Erasmo sa benissimo che i "più grandi mali" (maxima malorum) si sono sempre presentati sotto l'apparenza del bene (cfr. AD, 212-213) e che i peggiori guerrafondai hanno sempre cercato di condire le loro imprese con le argomentazioni più infondate e prestestuose. Con l'esercizio del miglior spirito critico, egli comincia così ad avviare quella che noi oggi chiamiamo la critica dell'ideologia (nel senso critico-negativo privilegiato da Karl Marx), intesa come falsa coscienza, mistificazione, tentativo di occultamento della realtà, inaugura la critica e lo smascheramento della lunga storia (che giunge sino a noi) delle ideologie, delle fake news, delle cosiddette "post-verità"; insiste sul peso enorme e sulla forza delle cattive abitudini, della consuetudo (consuetudine), sull'assuefazione ai cattivi comportamenti, sull'accettazione acritica dei modi e degli stili di vita, su tutto ciò insomma che rende possibile assumere senza riflessione le idee, gli usi e i costumi più assurdi e discutibili.

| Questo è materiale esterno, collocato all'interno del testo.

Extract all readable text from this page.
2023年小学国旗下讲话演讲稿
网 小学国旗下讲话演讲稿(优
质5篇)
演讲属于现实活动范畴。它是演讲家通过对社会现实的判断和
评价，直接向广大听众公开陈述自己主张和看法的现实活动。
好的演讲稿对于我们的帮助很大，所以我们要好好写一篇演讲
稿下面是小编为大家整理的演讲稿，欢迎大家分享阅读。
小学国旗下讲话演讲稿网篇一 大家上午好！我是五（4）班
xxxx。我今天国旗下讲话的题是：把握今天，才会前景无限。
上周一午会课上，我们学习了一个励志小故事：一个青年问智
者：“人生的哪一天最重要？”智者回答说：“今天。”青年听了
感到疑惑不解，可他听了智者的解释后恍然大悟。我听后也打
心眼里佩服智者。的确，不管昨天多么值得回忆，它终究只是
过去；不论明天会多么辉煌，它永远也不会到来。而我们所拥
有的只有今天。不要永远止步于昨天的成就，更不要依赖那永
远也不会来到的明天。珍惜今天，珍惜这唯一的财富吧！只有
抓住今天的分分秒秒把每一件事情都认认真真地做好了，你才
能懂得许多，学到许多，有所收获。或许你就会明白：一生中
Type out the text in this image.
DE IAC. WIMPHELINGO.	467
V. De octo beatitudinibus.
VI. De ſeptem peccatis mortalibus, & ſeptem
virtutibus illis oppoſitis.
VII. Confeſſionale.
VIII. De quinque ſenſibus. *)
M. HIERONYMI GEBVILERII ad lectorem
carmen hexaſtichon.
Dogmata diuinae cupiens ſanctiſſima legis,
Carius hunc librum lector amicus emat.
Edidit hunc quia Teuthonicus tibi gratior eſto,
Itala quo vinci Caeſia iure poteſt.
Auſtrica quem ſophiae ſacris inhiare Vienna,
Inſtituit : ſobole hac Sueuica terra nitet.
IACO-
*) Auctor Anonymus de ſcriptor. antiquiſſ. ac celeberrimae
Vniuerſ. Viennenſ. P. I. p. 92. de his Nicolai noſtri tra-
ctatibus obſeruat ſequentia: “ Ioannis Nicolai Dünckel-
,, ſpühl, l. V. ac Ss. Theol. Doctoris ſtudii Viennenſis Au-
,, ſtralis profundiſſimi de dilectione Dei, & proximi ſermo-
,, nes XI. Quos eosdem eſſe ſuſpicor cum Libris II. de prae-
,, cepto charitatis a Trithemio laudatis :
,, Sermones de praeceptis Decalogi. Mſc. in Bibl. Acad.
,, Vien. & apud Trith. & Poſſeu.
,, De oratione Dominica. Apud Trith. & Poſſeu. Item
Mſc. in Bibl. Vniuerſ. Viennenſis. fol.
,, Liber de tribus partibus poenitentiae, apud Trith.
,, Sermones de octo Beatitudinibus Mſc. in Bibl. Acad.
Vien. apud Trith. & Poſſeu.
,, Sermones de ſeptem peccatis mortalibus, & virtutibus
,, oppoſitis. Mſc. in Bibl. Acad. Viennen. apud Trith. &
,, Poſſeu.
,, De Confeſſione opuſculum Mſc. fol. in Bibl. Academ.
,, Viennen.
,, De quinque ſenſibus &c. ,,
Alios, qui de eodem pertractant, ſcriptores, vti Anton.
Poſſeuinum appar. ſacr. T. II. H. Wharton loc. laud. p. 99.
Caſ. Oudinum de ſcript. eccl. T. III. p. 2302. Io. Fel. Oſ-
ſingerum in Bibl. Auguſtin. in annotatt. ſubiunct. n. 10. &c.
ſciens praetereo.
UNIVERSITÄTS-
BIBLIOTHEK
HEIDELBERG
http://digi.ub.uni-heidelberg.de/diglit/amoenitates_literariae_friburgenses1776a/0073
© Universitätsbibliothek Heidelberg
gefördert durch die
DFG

Nello stesso secolo XVI di Erasmo, qualche decennio dopo di lui, nei suoi Essais (1580-1592) anche Michel de Montaigne rifletterà acutamente sull' "Empire de la coutume" ("imperio della consuetudine"), sulle abitudini come "cattive maestre"; la consuetudine viene definita negli Essais, "à la vérité une violente et traîtresse maîtresse d'école" ("in verità una maestra di scuola prepotente e traditrice") e poi, con Pindaro, "la Reine et Emperière du monde" ("la regina e imperatrice del mondo").  L'autore degli Adagia e Montaigne sono qui in piena corrispondenza e sintonia. Nella insistenza con cui Erasmo mette in questione il ricorso troppo ingenuo e scontato alla consuetudo, in queste pagine egli si fa in qualche modo precorritore delle scoperte di quella antropologia culturale che troverà il suo massimo sviluppo soltanto nella prima metà del XX secolo e che avrà il suo grande precursore proprio negli Essais di Montaigne.